The new amendment of ISO/IEC 27001 that is expected to be published this year will include only changes in Annex A while clauses 4 to 10 will remain the same. Thus, a good suggestion would be to update the current documentation with the newly updated controls, including here the current risk assessment. PECB will add the new controls of ISO/IEC 27002:2022 and link them to the existing controls. As so, you can update or even develop new policies and procedures according to the new controls. Furthermore, you could update your security metrics in order to reflect your risk assessment, as well as the changes of Annex A. Once the updated Annex A of ISO/IEC 27001 is published, you will need to update the Statement of Applicability so it can be aligned with the new list of security controls.
In this regard, PECB will update the training courses again and also offer other resources which will make the transitioning period easier.
Will the changes affect my ISO/IEC 27001 certificate(s)?
Taking into consideration that the main part of ISO/IEC 27001, which are clauses from 4 to 10, have not been changed, your personal ISO/IEC 27001 certificate(s) will continue to remain valid, and you will not need to attend any additional training. If your certificate requires maintenance, then you should maintain it by submitting CPD and AMF. Anyhow, in case you would like to attend the updated training course with the changes in Annex A, you can do that, but your certificate will not be affected.

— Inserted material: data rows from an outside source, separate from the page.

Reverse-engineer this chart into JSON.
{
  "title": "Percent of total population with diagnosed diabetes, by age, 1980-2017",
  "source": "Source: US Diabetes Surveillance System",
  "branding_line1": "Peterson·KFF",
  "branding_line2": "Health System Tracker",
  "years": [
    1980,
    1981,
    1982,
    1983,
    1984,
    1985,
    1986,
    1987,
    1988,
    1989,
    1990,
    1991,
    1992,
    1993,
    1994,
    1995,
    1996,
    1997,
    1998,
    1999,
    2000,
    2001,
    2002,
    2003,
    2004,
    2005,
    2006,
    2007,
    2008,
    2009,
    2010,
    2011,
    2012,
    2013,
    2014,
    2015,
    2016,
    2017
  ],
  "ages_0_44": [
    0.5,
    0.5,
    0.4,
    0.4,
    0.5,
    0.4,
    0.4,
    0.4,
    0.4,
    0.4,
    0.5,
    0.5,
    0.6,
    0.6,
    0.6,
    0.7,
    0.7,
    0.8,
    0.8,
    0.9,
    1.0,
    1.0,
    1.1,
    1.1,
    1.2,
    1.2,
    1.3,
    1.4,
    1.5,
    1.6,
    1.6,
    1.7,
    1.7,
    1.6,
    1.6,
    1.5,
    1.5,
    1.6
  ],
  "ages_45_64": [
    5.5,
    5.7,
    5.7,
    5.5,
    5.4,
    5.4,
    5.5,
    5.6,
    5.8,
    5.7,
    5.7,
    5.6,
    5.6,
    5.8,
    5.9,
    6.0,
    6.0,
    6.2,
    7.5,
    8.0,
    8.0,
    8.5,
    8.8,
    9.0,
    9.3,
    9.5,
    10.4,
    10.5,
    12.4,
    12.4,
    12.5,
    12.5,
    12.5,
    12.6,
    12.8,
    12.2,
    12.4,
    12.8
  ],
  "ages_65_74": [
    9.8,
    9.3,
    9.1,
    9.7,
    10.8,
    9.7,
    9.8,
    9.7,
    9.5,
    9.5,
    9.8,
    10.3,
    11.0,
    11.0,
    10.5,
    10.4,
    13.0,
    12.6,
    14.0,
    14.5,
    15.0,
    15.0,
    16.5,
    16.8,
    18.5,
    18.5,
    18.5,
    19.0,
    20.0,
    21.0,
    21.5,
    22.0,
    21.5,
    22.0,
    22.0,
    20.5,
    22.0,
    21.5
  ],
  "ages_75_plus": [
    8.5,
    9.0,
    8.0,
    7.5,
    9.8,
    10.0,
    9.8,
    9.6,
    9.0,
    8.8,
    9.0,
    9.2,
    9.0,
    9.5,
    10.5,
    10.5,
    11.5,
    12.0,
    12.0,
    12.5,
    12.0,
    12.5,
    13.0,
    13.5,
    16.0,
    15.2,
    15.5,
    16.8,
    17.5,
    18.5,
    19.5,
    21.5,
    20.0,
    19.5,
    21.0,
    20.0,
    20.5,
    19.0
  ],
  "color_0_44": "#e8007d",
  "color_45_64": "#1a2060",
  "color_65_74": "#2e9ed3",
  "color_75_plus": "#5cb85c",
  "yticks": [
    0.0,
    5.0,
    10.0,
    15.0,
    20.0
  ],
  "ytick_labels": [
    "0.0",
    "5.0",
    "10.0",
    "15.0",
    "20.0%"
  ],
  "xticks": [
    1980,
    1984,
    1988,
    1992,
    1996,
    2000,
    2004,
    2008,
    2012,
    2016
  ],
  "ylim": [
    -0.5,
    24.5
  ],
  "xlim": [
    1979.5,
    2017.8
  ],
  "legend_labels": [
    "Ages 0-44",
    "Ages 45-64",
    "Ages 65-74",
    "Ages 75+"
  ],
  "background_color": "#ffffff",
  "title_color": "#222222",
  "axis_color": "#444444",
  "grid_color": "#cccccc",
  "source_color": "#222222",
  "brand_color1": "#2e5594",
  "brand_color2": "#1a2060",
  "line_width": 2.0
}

When will PECB offer the updated ISO/IEC 27001 and ISO/IEC 27002 training courses?
Please be informed that there hasn’t been any official update of the ISO/IEC 27001:2013 standard yet. As it can be seen on ISO’s website, the existing version remains current:
PECB is waiting for an official update. Most probably, based on the information that we currently possess, there won’t be a “full” standard update. Instead, ISO will only publish an amendment to the current ISO/IEC 27001:2013 standard, which means that there won’t be a change of the standard version. We will update our eLearning course; but, the time and date when that will happen largely depends on the release of this ISO/IEC 27001 Amendment.
In addition, the current ISO/IEC 27001 Lead Auditor exam is updated based on the ISO/IEC 27002:2022, and a draft amendment of the ISO/IEC 27001 standard which is fully in line with the ISO/IEC 27002:2022, and the changes are minimal, therefore, PECB recommends the candidates prepare for your exam based on the material that is assigned to them.